Martin's remedy: shush! More precisely: she concedes that lately more men have lost jobs than women. But we shouldn't talk about it. "[T]his sort of polarized punditry." she pundicizes,
is exactly what keeps both men and women from making true progress. The truth is our fates are inextricably tied together, not running on two parallel tracks. When men lose their jobs -- and, indeed, they have at a higher rate than women recently -- American families all suffer ... Newsflash: Men aren't from Mars and women aren't from Venus; we're all struggling to make healthy, meaningful lives on the same damn planet -- and it's time we started acting like it.Coming from a quarter that has spent the last 40 years or so telling us that men and women really are different--and that specifically women's experience has been suppressed, buried, hidden, minimized, devalorized, whatever--this is pretty rich. Calling for a new ethic of cooperation between men and women will require, at the least, a good deal of reprogramming, and a good deal of forgetting what we have been told for a long time.

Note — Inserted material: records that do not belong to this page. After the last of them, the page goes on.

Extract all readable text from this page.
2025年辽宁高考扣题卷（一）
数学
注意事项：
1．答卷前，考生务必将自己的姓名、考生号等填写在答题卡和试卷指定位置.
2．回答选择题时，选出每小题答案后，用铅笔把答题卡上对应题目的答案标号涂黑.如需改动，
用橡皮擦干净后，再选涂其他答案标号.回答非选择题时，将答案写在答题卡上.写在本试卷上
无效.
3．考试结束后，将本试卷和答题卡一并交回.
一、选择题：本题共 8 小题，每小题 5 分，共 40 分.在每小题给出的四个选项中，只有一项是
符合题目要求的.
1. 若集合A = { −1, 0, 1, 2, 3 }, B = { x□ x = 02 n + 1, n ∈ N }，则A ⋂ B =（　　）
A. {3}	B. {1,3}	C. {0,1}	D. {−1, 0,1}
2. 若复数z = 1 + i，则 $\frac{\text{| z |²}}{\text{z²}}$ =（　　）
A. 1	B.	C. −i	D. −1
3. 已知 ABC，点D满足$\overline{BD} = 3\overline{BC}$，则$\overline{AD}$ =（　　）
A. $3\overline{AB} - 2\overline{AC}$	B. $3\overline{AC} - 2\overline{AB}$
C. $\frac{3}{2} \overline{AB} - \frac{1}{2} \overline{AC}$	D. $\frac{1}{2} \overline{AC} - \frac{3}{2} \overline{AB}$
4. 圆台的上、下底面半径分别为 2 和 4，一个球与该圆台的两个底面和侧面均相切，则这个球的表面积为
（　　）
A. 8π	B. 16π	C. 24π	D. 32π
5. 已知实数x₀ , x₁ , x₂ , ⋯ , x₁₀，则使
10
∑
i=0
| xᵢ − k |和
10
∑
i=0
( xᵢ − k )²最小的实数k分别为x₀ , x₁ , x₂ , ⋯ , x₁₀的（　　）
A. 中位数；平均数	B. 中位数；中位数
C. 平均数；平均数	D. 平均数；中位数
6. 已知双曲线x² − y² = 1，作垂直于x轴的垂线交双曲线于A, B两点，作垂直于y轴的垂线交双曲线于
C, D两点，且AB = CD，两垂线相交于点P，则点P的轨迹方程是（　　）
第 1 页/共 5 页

I should be careful not to let myself be misundestood here--I think her lot were mostly right the first time. Men and women are different ("deal with it!" the bumper sticker says), and through most of human history those differences have been at best misunderstood, often rendered invisible, and at worst demonized. To free ourselves--however incompletely--from these barriers of misapprehension has been a major achievement; the protagonists of this change (mostly women) can be justly proud.
But there is no obscuring the fact that men in our time are falling apart. Once again, let there be no misunderstanding here: there is no just basis for special pleading on this one, and certainly no grounds for pity. It is, of course, a social problem of considerable magnitude, insofar as a loose agglomoration of underutilized, testosterone-poisoned males is always a social problem, and is bound to be moreso as the horde gets bigger. But it's just one of those things that happen in life, and if there is a way to right the vessel of manhood, then somebody--which is to say, mostly menb--will have to figure out how to do it.
I haven't the slightest notion how this will all sort out. My own best guess is that we--society, the world--will end up just breeding them out, although that is likely to take another couple of generations and I won't be around to see it. But we gain little or nothing from glib or facile preachments about how we shoud all just get along.
Footnote: if Martin thinks I'm cranky, should take a look this update from Christine Hoff Summers, who think that the he-session was all part of the plan.